I am trying to use the aov() function inside a function but R keeps giving me the same error.
Code:
dat$X1 = rep(c("a", "b"), 2)
dat$X2 = c(1,2,3,4)
f = function (x){
aov(x ~ X1 , data = dat)
}
f('X2')
This gives me the following error:
Error in model.frame.default(formula = x ~ X1, data = dat, drop.unused.levels = TRUE) :
variable lengths differ (found for 'X1')
The aov() works when I try to replace 'x' with the actual name of the variable (X2) so it doesn't make sense that the variable lengths would differ.
I have looked for this error everywhere but so far I haven't had luck finding the same error anywhere else.
I'm pretty sure that I am overlooking something very obvious but I've been stuck with this for a while.
Looking forward to reading your advise. Thanks.

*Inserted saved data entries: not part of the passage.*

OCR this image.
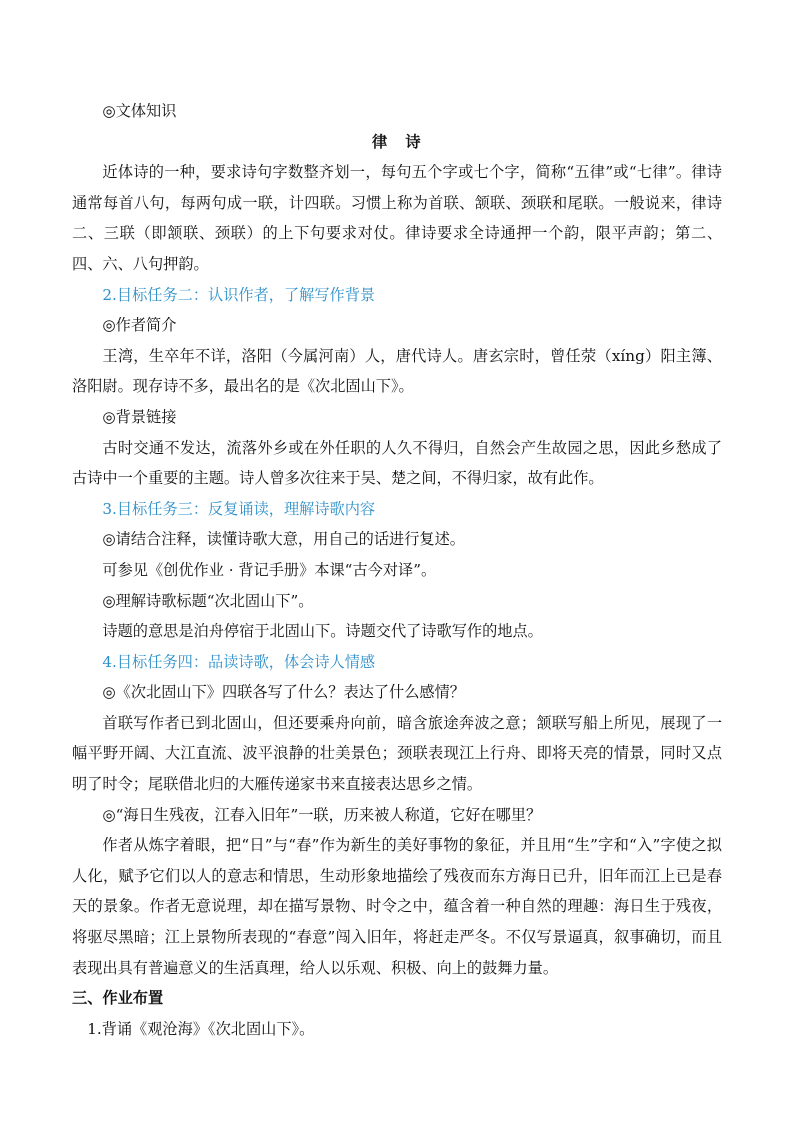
◎文体知识

律　诗

近体诗的一种，要求诗句字数整齐划一，每句五个字或七个字，简称“五律”或“七律”。律诗通常每首八句，每两句成一联，计四联。习惯上称为首联、颔联、颈联和尾联。一般说来，律诗二、三联（即颔联、颈联）的上下句要求对仗。律诗要求全诗通押一个韵，限平声韵；第二、四、六、八句押韵。

2.目标任务二：认识作者，了解写作背景

◎作者简介

王湾，生卒年不详，洛阳（今属河南）人，唐代诗人。唐玄宗时，曾任荥（xíng）阳主簿、洛阳尉。现存诗不多，最出名的是《次北固山下》。

◎背景链接

古时交通不发达，流落外乡或在外任职的人久不得归，自然会产生故园之思，因此乡愁成了古诗中一个重要的主题。诗人曾多次往来于吴、楚之间，不得归家，故有此作。

3.目标任务三：反复诵读，理解诗歌内容

◎请结合注释，读懂诗歌大意，用自己的话进行复述。

可参见《创优作业 · 背记手册》本课“古今对译”。

◎理解诗歌标题“次北固山下”。

诗题的意思是泊舟停宿于北固山下。诗题交代了诗歌写作的地点。

4.目标任务四：品读诗歌，体会诗人情感

◎《次北固山下》四联各写了什么？表达了什么感情？

首联写作者已到北固山，但还要乘舟向前，暗含旅途奔波之意；颔联写船上所见，展现了一幅平野开阔、大江直流、波平浪静的壮美景色；颈联表现江上行舟、即将天亮的情景，同时又点明了时令；尾联借北归的大雁传递家书来直接表达思乡之情。

◎“海日生残夜，江春入旧年”一联，历来被人称道，它好在哪里？

作者从炼字着眼，把“日”与“春”作为新生的美好事物的象征，并且用“生”字和“入”字使之拟人化，赋予它们以人的意志和情思，生动形象地描绘了残夜而东方海日已升，旧年而江上已是春天的景象。作者无意说理，却在描写景物、时令之中，蕴含着一种自然的理趣：海日生于残夜，将驱尽黑暗；江上景物所表现的“春意”闯入旧年，将赶走严冬。不仅写景逼真，叙事确切，而且表现出具有普遍意义的生活真理，给人以乐观、积极、向上的鼓舞力量。

三、作业布置

1.背诵《观沧海》《次北固山下》。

CodePudding user response:
If you want to use function, and aov
inside it, you may try
dat <- data.frame(X1 = rep(c("a", "b"), 2), X2 = c(1,2,3,4))
f = function (x){
ff <-as.formula(paste0(x, "~ X1"))
aov(ff , data = dat)
}
f('X2')
Call:
aov(formula = ff, data = dat)
Terms:
X1 Residuals
Sum of Squares 1 4
Deg. of Freedom 1 2
Residual standard error: 1.414214
Estimated effects may be unbalanced
CodePudding user response:
I advice against defining a function the way you do. Your function has two key flaws: (1) It depends on a global variable (never good). (2) You don't check whether any of the variables (one being hard-coded, the other being a user input, which is awkward in itself) in your formula exist in your (global) data.frame
.
Here is a better approach:
better_f <- function(data, dep_var, indep_var) {
stopifnot(all(c(dep_var, indep_var) %in% names(data)))
aov(reformulate(indep_var, response = dep_var), data = data)
}
# Sample data
dat <- data.frame(X1 = rep(c("a", "b"), 2), X2 = 1:4)
# Test function
better_f(dat, "X2", "X1")
#Call:
# aov(formula = reformulate(indep_var, response = dep_var), data = data)
#
#Terms:
# X1 Residuals
#Sum of Squares 1 4
#Deg. of Freedom 1 2
#
#Residual standard error: 1.414214
#Estimated effects may be unbalanced
CodePudding user response:
You write a function and there exists one parameter in this function. So when you want to deploy the function, all you need to do is give it a parameter. So there is no need to add a quotation marks. Drop it, and it will work.
'''
X1 = rep(c("a", "b"), 2)
X2 = c(1,2,3,4)
dat <- as.data.frame(cbind(X1, X2))
f = function (x){
aov(x ~ X1 , data = dat)
}
f(X2)
#f(x=X2) this works, too.
'''